Used to see Iomega stuff advertised in PC magazines back in the day. Always wanted them but was impossible for me as a child to acquire that kind of hardware
I once spent weeks trying to get a scanner, a printer and a zip drive to work on a single parallel port. Needless to say, it was a fool’s errand. I ended up buying an ISA card with two extra parallel ports which after fiddling endlessly with interrupts kind of worked. Ah, the good old days. Now get off my lawn, damn kids!
They were a nice alternative to the Syquest and Bernoulli disks we were using at the time–inasmuch as they were cheaper and I didn’t need to worry if the person I was going to send a file to had a 44, 88, 135 or 270 MB SyQuest: almost everyone had a Zip drive.

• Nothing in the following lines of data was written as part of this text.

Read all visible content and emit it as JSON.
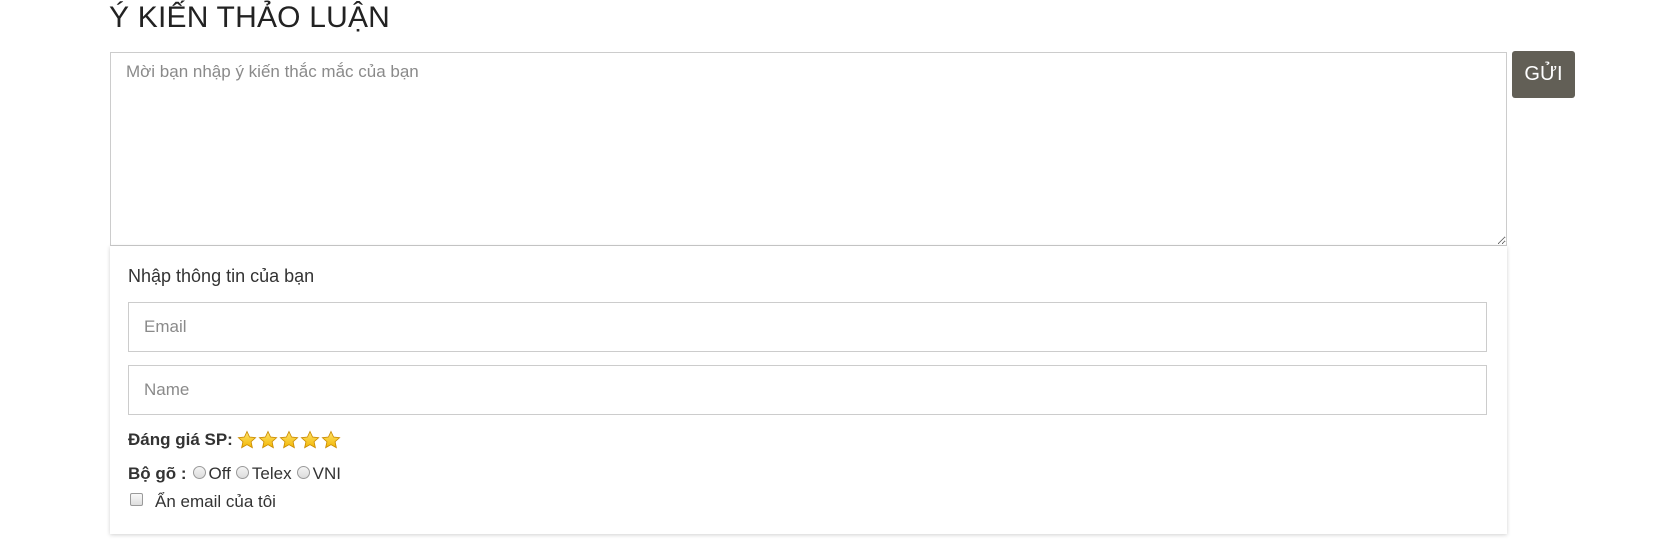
{
  "section": {
    "title": "Ý KIẾN THẢO LUẬN"
  },
  "comment": {
    "placeholder": "Mời bạn nhập ý kiến thắc mắc của bạn",
    "value": ""
  },
  "send_button": {
    "label": "GỬI"
  },
  "info_panel": {
    "heading": "Nhập thông tin của bạn",
    "email_placeholder": "Email",
    "name_placeholder": "Name"
  },
  "rating": {
    "label": "Đáng giá SP:",
    "max_stars": 5,
    "star_color": "#f2b705"
  },
  "input_method": {
    "label": "Bộ gõ :",
    "options": [
      {
        "label": "Off",
        "selected": false
      },
      {
        "label": "Telex",
        "selected": false
      },
      {
        "label": "VNI",
        "selected": false
      }
    ]
  },
  "hide_email": {
    "label": "Ẩn email của tôi",
    "checked": false
  },
  "colors": {
    "send_button_bg": "#625f56",
    "border": "#cccccc",
    "text": "#333333",
    "placeholder": "#8a8a8a"
  }
}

…but the click-of-death hurt them, and the ubiquity of CDRs and USB thumb drives was the real end.
Omg I’ve heard USB sticks be called “zip drives” before. I had no idea they were something entirely their own!

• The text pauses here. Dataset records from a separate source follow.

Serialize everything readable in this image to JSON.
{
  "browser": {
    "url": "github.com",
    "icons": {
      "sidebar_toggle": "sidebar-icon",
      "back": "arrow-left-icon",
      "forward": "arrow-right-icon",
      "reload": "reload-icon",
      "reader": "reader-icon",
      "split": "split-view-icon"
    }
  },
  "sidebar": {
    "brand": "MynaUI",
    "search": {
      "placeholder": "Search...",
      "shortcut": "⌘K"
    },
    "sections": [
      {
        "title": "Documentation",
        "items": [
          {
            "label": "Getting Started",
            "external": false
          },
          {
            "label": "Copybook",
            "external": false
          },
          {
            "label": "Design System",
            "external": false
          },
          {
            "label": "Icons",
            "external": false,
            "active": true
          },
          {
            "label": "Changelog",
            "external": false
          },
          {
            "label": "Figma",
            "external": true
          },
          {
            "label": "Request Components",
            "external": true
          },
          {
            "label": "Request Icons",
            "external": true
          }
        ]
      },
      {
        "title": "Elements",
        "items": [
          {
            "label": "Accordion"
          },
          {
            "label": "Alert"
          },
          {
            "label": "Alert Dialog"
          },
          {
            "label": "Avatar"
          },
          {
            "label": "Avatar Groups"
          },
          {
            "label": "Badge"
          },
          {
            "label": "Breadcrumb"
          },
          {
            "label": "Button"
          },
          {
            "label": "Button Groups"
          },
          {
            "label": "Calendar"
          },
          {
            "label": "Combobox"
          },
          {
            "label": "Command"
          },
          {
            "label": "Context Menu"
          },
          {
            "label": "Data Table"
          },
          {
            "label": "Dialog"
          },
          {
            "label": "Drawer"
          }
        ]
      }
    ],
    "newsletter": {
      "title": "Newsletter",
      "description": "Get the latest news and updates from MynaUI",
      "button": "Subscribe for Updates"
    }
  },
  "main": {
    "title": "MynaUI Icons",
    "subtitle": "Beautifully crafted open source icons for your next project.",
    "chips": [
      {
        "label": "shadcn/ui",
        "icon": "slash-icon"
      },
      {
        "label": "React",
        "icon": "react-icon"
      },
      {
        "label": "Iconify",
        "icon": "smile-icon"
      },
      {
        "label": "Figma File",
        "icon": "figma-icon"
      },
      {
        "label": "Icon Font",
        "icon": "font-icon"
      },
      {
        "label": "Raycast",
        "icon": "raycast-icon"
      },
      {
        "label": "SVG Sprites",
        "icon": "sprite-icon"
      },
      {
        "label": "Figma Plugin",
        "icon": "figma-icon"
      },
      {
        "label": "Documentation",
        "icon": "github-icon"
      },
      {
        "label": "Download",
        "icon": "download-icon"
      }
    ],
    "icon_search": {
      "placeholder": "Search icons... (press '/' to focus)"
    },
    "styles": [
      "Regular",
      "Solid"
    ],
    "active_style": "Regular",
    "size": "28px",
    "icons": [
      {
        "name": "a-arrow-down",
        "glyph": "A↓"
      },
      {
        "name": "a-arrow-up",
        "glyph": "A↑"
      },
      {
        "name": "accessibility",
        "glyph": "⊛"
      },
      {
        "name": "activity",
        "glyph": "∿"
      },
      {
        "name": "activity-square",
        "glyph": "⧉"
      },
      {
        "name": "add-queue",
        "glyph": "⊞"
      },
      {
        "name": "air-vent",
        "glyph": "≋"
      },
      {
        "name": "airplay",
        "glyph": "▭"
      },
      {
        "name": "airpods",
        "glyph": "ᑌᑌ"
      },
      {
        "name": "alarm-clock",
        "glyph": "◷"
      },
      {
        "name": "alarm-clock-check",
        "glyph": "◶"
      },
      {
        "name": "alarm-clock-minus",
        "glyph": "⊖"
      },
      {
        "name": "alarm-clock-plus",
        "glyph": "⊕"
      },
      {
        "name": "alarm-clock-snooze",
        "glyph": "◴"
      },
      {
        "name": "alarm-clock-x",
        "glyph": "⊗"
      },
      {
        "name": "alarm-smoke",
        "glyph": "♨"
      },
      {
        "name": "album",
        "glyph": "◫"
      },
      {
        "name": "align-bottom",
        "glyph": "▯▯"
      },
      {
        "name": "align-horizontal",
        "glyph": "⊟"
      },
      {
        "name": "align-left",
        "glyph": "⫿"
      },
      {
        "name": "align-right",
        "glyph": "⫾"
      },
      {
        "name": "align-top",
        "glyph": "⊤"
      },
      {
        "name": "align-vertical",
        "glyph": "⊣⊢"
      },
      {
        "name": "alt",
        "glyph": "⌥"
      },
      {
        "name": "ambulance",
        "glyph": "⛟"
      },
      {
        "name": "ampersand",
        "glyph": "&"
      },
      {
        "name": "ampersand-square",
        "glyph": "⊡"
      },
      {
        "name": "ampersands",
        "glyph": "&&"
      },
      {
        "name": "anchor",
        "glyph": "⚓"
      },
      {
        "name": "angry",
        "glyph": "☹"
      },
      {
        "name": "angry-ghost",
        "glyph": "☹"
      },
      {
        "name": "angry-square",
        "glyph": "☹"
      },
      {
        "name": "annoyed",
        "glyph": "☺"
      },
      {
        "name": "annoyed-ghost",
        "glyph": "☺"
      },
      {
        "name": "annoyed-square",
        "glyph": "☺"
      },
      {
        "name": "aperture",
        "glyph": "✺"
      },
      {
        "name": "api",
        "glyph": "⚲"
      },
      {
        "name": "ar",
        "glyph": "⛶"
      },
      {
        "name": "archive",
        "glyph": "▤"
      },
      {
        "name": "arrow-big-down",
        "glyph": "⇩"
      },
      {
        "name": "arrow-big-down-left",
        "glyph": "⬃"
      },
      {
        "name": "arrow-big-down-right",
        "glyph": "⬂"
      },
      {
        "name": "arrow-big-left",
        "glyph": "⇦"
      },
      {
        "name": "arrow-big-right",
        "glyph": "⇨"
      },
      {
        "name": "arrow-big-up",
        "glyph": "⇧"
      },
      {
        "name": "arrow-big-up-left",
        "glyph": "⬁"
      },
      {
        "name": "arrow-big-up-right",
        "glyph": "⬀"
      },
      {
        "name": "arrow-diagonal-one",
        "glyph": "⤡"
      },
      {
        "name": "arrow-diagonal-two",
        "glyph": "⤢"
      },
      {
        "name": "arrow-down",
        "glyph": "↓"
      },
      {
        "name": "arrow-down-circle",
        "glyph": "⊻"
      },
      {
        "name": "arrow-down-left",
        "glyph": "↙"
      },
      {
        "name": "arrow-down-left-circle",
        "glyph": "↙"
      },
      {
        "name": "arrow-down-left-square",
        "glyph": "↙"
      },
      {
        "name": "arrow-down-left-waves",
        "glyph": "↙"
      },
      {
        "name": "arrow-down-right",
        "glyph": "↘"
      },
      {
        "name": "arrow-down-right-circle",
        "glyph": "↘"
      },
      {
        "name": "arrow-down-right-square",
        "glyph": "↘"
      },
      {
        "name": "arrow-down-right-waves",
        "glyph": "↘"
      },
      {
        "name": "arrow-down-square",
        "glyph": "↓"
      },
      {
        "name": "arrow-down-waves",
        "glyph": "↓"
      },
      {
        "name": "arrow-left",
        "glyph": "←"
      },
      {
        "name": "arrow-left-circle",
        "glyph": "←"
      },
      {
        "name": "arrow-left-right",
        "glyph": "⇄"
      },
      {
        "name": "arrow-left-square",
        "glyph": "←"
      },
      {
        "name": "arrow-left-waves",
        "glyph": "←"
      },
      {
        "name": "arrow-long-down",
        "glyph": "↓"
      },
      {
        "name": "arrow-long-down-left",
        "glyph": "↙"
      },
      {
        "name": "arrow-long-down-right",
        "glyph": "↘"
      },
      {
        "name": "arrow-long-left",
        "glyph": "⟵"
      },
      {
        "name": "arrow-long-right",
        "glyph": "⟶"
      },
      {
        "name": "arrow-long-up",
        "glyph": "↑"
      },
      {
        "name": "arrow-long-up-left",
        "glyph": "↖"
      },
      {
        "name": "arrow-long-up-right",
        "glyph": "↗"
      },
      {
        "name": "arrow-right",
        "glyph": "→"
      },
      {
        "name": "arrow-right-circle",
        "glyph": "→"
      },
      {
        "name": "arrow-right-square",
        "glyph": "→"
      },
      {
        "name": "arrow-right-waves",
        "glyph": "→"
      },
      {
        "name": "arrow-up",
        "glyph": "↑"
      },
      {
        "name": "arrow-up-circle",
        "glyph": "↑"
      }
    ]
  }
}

Remember MiniDisc? The one and only true storage medium! Hail MiniDisc!
IOMEGA! IOMEGA! ONE ZIP DISK TO RULE THEM ALL! ALL SHALL BOW!
But yeah. I may be nostalgic, but MiniDiscs were GOAT af, let’s be real.
It could’ve been a great computer storage medium, but it took far too long to be sold as such. By the time minidisc was being marketed as floppy/zip replacement, cd-Rs were a thing.
But minidiscs were so much cooler. They came in neon colours and you felt like a super hacker man when you clunked them into a player and used them for storing data rather than music.
Neo used MiniDisc in Matrix. 'Nuf said.
Mine was password protected and had Bulma’s boobs and incredibly confusing feelings stored on it
Yes. Hated them
The community college near me had zip drives on the library computers. I bought one primarily so I could download Netscape there and bring it home because doing it that way was faster than using our dialup connection.
The bandwidth’s okay, but the latency sucks.
That’s more or less how certain public clouds manage migrations in some cases.
I’ve watched a company load up 2PB of data into a tape library, have them stack it full of bubblewrap, then roll it onto the back of a truck with the tires deflated for a softer ride, then driven across town to a new datacentre at 3am on a Sunday.
Effective data rate: 1PB per hour.
No love for SyQuest round here?
You have to be a) old enough to have been working with very expensive machines in the late 80s and early 90s, but b) not so old that you’re a complete luddite.
I was in newspaper publishing, so yeah, I went through a 44, 88 and EZ135 drives. Zip 100s might not have been as quick, but they were a lot cheaper and they seemed more ubiquitous, where Syquest was kind of a crapshoot.
I have one in return: do you remember:
- the LS120 drive?
- Magneto-optical drives?
Holy shit, magneto-optical. Never had a drive, but I remember thinking it sounded so high tech.
You may have stumped me with the LS120. Ima have to look that one up.